Category 5: Blood Sugar and Metabolic Health
Ask yourself these questions:
- Do you crash hard after meals, especially carb-heavy ones?
- Do you get shaky, irritable, or anxious if you skip a meal?
- Are you thirsty more often than usual?
- Do you urinate frequently?
- Do you carry most of your weight around your midsection?
- Is there a family history of diabetes?
Blood sugar instability is a common and often overlooked fatigue driver. Insulin resistance, the precursor to type 2 diabetes, can simmer for years before blood sugar levels become high enough to trigger a formal diagnosis. During that time, your energy can swing dramatically based on what and when you eat. Post-meal crashes, afternoon slumps, and the feeling that you constantly need to snack to stay functional are hallmarks of this pattern.
Red Flags That Need Prompt Attention
Most fatigue in women traces back to sleep, stress, hormones, or nutrient depletion.

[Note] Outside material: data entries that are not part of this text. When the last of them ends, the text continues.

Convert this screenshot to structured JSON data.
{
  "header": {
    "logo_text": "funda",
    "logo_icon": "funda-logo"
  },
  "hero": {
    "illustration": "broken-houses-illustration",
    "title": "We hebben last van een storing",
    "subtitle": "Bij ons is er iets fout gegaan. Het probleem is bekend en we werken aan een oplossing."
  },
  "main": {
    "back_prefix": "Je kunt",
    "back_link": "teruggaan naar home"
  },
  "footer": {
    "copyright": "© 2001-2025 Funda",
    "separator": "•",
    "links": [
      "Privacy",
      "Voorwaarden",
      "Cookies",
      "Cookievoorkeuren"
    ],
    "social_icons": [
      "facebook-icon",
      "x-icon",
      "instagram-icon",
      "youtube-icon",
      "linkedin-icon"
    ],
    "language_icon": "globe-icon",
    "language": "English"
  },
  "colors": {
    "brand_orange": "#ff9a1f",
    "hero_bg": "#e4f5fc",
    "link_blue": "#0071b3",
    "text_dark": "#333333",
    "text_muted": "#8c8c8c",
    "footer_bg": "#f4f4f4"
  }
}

But certain symptoms alongside fatigue suggest something more urgent is going on:
- Unintentional weight loss (more than a few pounds without trying)
- Drenching night sweats
- Swollen lymph nodes that don’t go away
- Fatigue so severe you can’t perform daily activities
- New or worsening shortness of breath
- Persistent fever without an obvious infection
Any of these paired with ongoing fatigue warrants a medical evaluation rather than a wait-and-see approach.
What to Test and What to Track
If your self-assessment pointed toward one or more categories, a targeted set of blood tests can confirm or rule out the most common medical causes. A comprehensive fatigue workup typically includes a complete blood count, a metabolic panel covering liver and kidney function, TSH (with a follow-up free T4 if TSH is abnormal), ferritin specifically (not just iron), hemoglobin A1c to screen for blood sugar problems, and vitamin D and B12 levels. You can request these through your primary care provider, and most can be drawn in a single blood draw.
Before your appointment, it helps to track a few things for one to two weeks: what time you go to bed and wake up, how many times you wake during the night, your energy level at different points in the day (morning, midday, evening), your menstrual cycle timing, and your caffeine and alcohol intake. This kind of simple log gives your provider far more to work with than “I’m just tired all the time,” and it often reveals patterns you wouldn’t notice otherwise.
Keep in mind that fatigue rarely has a single cause. A woman with mildly low iron, fragmented sleep, and high stress may not have any one dramatic abnormality on lab work, but the combination is enough to leave her running on empty. Addressing even one or two contributing factors often produces a noticeable shift in energy within a few weeks.